A deployed carrier has a coronavirus outbreak. Her husband is on board.
Imagine your spouse or family member is deployed on a carrier. Now, imagine it's during a global pandemic, which has notoriously infiltrated cruise ships, rendering hundreds of passengers ill. Finally, imagine you learn that your loved one's ship is impacted by scrolling through Facebook and reading a headline.
Unfortunately, this imagined scenario is one military spouse's reality.

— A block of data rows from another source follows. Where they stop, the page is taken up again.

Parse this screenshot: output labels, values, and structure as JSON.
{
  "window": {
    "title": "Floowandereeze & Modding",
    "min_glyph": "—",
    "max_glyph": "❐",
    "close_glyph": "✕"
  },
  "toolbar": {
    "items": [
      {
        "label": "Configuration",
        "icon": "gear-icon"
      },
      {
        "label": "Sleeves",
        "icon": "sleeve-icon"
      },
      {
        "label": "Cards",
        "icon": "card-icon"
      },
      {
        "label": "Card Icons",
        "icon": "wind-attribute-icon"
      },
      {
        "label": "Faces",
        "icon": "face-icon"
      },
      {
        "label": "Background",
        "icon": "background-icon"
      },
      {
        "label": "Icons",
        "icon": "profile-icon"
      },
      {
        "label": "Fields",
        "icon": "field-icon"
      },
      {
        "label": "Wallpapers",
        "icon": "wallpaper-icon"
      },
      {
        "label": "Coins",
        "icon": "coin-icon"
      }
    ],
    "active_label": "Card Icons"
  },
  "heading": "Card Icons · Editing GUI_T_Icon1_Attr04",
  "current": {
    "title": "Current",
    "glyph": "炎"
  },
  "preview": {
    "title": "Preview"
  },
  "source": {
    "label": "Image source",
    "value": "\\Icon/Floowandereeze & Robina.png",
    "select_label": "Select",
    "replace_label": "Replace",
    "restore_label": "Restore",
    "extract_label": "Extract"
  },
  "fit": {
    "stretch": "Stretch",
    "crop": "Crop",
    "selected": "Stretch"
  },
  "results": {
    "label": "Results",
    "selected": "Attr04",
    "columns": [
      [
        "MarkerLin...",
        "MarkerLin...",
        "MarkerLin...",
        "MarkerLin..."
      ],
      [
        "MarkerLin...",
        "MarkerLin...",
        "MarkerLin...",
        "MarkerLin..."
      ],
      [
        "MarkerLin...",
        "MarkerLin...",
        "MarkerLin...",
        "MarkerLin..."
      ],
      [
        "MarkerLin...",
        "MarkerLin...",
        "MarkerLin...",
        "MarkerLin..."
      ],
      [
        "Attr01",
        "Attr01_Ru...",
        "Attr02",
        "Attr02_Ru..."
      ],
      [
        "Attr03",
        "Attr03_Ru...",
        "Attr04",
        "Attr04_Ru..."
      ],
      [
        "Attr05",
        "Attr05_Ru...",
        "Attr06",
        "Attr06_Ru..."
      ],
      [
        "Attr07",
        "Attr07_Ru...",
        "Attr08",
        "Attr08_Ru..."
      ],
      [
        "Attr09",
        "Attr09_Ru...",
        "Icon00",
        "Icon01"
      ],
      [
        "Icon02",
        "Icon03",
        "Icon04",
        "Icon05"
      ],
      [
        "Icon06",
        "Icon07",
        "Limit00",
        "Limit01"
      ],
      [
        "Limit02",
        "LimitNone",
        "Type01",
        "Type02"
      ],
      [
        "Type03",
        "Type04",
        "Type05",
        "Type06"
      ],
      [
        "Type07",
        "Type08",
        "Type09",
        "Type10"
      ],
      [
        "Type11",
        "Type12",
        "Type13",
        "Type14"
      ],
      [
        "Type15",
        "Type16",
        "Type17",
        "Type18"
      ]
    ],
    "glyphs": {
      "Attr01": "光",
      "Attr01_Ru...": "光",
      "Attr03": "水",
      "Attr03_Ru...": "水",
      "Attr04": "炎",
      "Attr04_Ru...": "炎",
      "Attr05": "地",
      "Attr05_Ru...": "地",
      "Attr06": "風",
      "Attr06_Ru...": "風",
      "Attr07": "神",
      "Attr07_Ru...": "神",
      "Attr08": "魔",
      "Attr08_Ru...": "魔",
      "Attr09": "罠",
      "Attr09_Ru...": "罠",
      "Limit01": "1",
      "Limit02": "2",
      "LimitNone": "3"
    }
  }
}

Elizabeth (whose last name we won't use for personal security reasons) was looking at Facebook, taking a much-needed break from quarantine with her four kids, when she saw a friend (whose husband is deployed with hers) had posted an article by Business Insider that immediately stopped her scroll: "There has been a coronavirus outbreak aboard a deployed US Navy aircraft carrier." The article states that there have been three confirmed cases of COVID-19 on the USS Theodore Roosevelt - Elizabeth's husband's ship.
Her heart sank. "We haven't heard from them in awhile," she said in an interview with WATM. "Anytime anything noteworthy happens, communication goes down whether on purpose or by coincidence," she shared. She immediately got on the phone with other spouses to see if anyone had heard through official or personal channels what was going on.
Communication varied. One spouse got a voicemail from her sailor that he was fine. Another received a quick email saying there were only two cases on the ship, while one other had heard 15 sailors had it. This rumor mill is exactly why comms are shut down, to prevent misinformation for families desperate for an update.
When asked if she was upset she hadn't heard from her husband, Elizabeth laughed. "Oh, I'm not surprised," she said. "He's a team player. I know he would make sure all of his people had a chance to use the phone or email if there was an opportunity to do so before he did. He's been in for 14 years and he's been deployed a lot -- he's had almost six years of sea time. Really, this is not even the worst communication he's had on a deployment. I've gotten used to that -- nobody has all of the information; you just hope for the best and wait for your family member to contact you."
But in the meantime, Elizabeth feels the weight of the gravity of the situation.
"I'm trying not to go into panic mode yet," she said. "It's the military, you just don't know, but I hope if my husband was sick, someone would tell me." Elizabeth also wants to know what protective and preventive measures are being taken. "It sounds like from the article that the sick sailors were medevaced and now it's just business as usual. But in my mind, the likelihood of it being isolated is very small. They're on top of each other in close quarters and there are 5,000 of them. They use the same phones, touch the same doors, eat together, share work space. It's a floating petri dish. I want to know what they're doing to sanitize. How closely they're monitoring things. Is someone asking them every day? Are they taking temperatures? Are they really doing everything they can to keep our sailors safe?"
While Elizabeth is worried about her husband, she also has a healthy dose of perspective and a great sense of humor. She's thankful to be surrounded by family and a community that continues to support her. "I don't know what I'd do without them," she said. Elizabeth and her husband have a five year old, three year old and twins who are just one and a half. "We had a lot of time on shore duty," she laughed. "We got cocky thinking we would have one more and then boom: twins."
When asked how she's really coping with four kids in quarantine and a spouse deployed on a "floating petri dish," Elizabeth took a long sigh but said, "Honestly, I feel like military spouses are better prepared for this than anyone. With military life, we spend a decent amount of time figuring it out on our own. I wouldn't say this is even the most isolated I've ever been. The 'not knowing what's going to happen,' not knowing what the schedule is going to be in a few weeks or months, it's par for the course for us. I've been through the ringer enough times with the Navy, but for a lot of our friends, this is their first deployment. Mostly my heart has been with the ones who haven't been through this before because I remember how it felt when all of this was new."
Elizabeth shared the importance of reaching out. "Military community is so, so important. I love that the word encourage literally means to impart courage ... that's who the military spouse community is for me -- it's courage by proxy. The news is full of stories of women who are worrying they might be forced to give birth alone due to coronavirus restrictions, but military spouses have been giving birth to babies without family or husbands there, often overseas, for as long as time. They've moved alone, pursued careers alone, overcome all of these obstacles. One of the things you deal with is that feeling of isolation, which is so perfectly themed for where we are in the world right now. But you're never really alone."
Elizabeth continued, "It was so hard to hear the news of coronavirus on the ship, but it was so great to be surrounded by so many people who exactly know what we're going through. There is strength in numbers. We're not the only family going through this. We'll be okay."